I’m sort of relieved, for I had mistakenly read the thread title as “The grossest incest thingy I’ve seen in awhile…yecch.”

snort :smiley:

Well, I suppose some of those earwigs in the shot could be having an incestuous relationship with each other…

I thought I saw the same thing and yet…

I clicked on the link anyway.

Ah, earwigs…the incests of life…

Actually, I thought the photo was quite cool. Skeletonisers at work! Nature just taking care of business.

What kind of bedding do baby frogs need?

I don’t take care of frogs myself but my SO’s brother does, and yes, they do need some kind of special bedding. Moss maybe?

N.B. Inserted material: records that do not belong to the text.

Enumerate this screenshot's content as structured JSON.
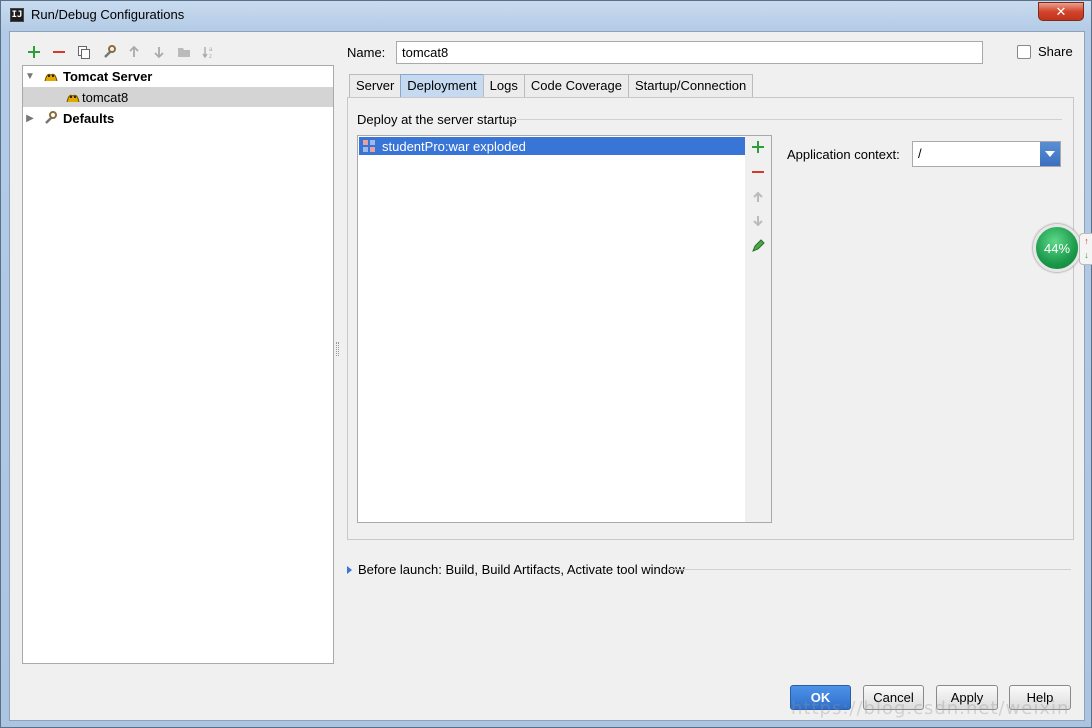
{
  "window": {
    "title": "Run/Debug Configurations",
    "app_icon": "IJ"
  },
  "toolbar": {
    "icons": [
      "add-icon",
      "remove-icon",
      "copy-icon",
      "wrench-icon",
      "move-up-icon",
      "move-down-icon",
      "folder-icon",
      "sort-az-icon"
    ]
  },
  "tree": {
    "items": [
      {
        "label": "Tomcat Server",
        "expanded": true,
        "bold": true,
        "selected": false
      },
      {
        "label": "tomcat8",
        "bold": false,
        "selected": true
      },
      {
        "label": "Defaults",
        "expanded": false,
        "bold": true,
        "selected": false
      }
    ]
  },
  "form": {
    "name_label": "Name:",
    "name_value": "tomcat8",
    "share_label": "Share",
    "share_checked": false
  },
  "tabs": [
    {
      "label": "Server",
      "active": false
    },
    {
      "label": "Deployment",
      "active": true
    },
    {
      "label": "Logs",
      "active": false
    },
    {
      "label": "Code Coverage",
      "active": false
    },
    {
      "label": "Startup/Connection",
      "active": false
    }
  ],
  "deployment": {
    "section_label": "Deploy at the server startup",
    "artifacts": [
      "studentPro:war exploded"
    ],
    "app_context_label": "Application context:",
    "app_context_value": "/"
  },
  "before_launch": "Before launch: Build, Build Artifacts, Activate tool window",
  "buttons": {
    "ok": "OK",
    "cancel": "Cancel",
    "apply": "Apply",
    "help": "Help"
  },
  "overlay": {
    "speed_percent": "44%"
  },
  "watermark": "https://blog.csdn.net/weixin",
  "colors": {
    "selection": "#3875d7",
    "ok_button": "#2f6fcb",
    "speed_ball": "#1a9a4a"
  }
}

And I couldn’t look at the picture either. I know myself.

Heh. I like how the link to the earwig info posted by Dragwyr states that they’re “practically harmless”. I’ve had at least two in my life pinch the living hell out of me. Those ass pinchers hurt.

Besides that, they let off a really gross smell if you touch them, and they’re mean as well. I rescued one from drowning in a swimming pool once, and as soon as I set it on the ground it turned around and brandished its pinchers at me! Ungrateful little bastidge.

Actually, I think dead baby birds might have the edge on earwigs in the “Ewww!” department.
Last week I stopped by a public water fountain during a lunchtime run along the Chicago lakefront. As I bent down to slurp, I noticed a dead baby bird on the fountain - inches from my face. Tho earwig free, it was not pleasant.

It’s funny, but I always thought they smelled like band-aids. Maybe I’m just nuts, but really. Snort a band-aid, then an earwig. There’s a lot of similarity there.

And there’s a banquet of squick involved in suggesting you do that, too.

Oh my goodness, that was terrible! I was expecting to see a house centipede or toe-biter, or maybe one of those big leafy walkingsticks (the sorta gross kind). But that was REALLY gross. Reminds me of that day I came across a dead bird with a bunch of maggots writhing around and partying under its skin. Would that I’d gotten a video.

Earwigs creep me out anyway, for no good reason. shudder Thanks for posting!